薄い本で、文字も大きいので読みやすい。
輪廻転生での、過去生の記憶がある著者の死の体験についてと、死を迎えるにあたっての心構えといったものについて書かれている。
内容は、私の期待していたようなものではなかったけれども、自分がどう生きるかを考える時には、自分の死について考える必要があるというのはよく理解出来た。
自分がどういう死を迎えたいのか。
そこを見ずして生きる人生の生き方は、多くの場合、見当違いの人生になる場合が多い。
死を迎える最後の最後で、こんなはずじゃなかったと自分の人生を後悔することになる。
今この時、私は死んだら後悔するのかな?
考えてみる。
まだやり残していることがあるような気もするし、まだ進んで死ぬことは出来ないかな。
でも、ここまでよく頑張って来たと、今の自分に対しては思うことが出来る。
2、30才代の頃はそんなことは思えなかった。
世の中に対して不満だらけだったし、早くこんな人生を終えたい。
面白くも何ともないって感じだった。
何をしたいのか、何になりたいとかの明確な夢や目標みたいなものも全く無かったし、今も無い。
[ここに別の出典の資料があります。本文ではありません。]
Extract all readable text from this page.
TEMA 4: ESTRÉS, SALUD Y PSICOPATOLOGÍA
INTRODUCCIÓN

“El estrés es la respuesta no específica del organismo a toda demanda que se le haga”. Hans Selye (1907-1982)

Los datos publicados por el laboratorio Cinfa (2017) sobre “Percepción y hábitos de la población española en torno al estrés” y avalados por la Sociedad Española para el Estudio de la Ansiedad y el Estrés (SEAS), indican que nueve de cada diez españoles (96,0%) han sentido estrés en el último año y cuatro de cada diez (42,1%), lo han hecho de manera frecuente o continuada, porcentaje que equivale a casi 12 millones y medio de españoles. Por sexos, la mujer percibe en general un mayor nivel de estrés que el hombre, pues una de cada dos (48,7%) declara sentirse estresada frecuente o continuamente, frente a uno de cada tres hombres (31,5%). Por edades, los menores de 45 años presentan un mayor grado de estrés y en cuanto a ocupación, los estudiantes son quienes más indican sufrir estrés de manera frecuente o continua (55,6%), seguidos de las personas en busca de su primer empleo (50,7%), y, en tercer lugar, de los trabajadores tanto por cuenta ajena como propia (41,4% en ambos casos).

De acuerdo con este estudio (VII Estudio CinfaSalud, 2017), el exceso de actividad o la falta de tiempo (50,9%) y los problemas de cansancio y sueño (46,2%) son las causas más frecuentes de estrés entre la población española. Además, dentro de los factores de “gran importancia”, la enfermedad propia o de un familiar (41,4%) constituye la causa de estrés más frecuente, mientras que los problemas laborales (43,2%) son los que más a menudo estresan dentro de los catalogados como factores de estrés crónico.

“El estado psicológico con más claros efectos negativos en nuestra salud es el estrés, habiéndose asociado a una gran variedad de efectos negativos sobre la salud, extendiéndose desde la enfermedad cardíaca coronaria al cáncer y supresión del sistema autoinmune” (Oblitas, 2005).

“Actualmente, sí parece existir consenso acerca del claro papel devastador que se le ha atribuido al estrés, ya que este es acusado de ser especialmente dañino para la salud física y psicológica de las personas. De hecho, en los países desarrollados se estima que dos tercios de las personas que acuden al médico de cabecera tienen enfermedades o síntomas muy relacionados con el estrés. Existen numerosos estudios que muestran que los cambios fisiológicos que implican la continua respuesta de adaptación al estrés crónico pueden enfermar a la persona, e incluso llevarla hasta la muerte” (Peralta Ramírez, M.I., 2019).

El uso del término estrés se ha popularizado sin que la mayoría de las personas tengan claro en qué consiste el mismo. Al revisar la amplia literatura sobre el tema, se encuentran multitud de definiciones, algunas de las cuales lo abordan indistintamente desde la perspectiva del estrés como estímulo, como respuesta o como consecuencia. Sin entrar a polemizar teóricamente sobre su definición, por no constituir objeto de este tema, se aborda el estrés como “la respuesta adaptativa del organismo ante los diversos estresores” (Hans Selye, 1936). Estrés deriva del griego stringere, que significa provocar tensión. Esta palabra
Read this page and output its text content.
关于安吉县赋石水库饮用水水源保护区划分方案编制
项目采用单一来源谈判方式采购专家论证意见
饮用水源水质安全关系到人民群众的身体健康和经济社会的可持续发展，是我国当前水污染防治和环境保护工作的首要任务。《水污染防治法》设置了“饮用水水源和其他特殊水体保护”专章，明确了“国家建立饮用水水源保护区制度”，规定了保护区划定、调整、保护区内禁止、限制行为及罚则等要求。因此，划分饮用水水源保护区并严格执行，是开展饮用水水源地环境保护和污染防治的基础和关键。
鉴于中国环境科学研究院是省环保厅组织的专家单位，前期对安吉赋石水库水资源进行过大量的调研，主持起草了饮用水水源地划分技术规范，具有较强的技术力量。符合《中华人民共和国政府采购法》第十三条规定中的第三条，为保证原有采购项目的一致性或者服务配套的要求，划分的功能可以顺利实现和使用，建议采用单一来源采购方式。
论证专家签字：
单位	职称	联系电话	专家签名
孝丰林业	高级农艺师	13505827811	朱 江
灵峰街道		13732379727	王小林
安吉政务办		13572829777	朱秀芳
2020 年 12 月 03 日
けれども、自分がどんな死を迎えたいのかを考えることで、ならどういう生き方をすればそうなるのだろうかということを逆算的に考えることで、その生き方の方向性は見えて来ると思う。
著者は、良い生き方をしなさいとしきりに勧める。
けれども、好奇心旺盛な若者たち、野心バリバリな人たち、世間や常識と言ったものから外れることを恐れている人たちにただそんなことを言っても伝わらない。
その時には、自分の死について考えることが有効になって来る。
良い死を迎えたいならば、他人から恨まれるような行いは控えるだろうし、ただ好奇心だけで突っ走るようなことも控えるだろうし、他人の目を気にしてひたすら我慢するだけの人生も馬鹿らしいと思えるようになるだろう。
死は縁起が悪いと忌み嫌い、遠ざけるものではなく、私たちのごく身近なものとして置いておかないと、この先も愚かな生き方をして死んで行く人たちは一向に減らないのだろう。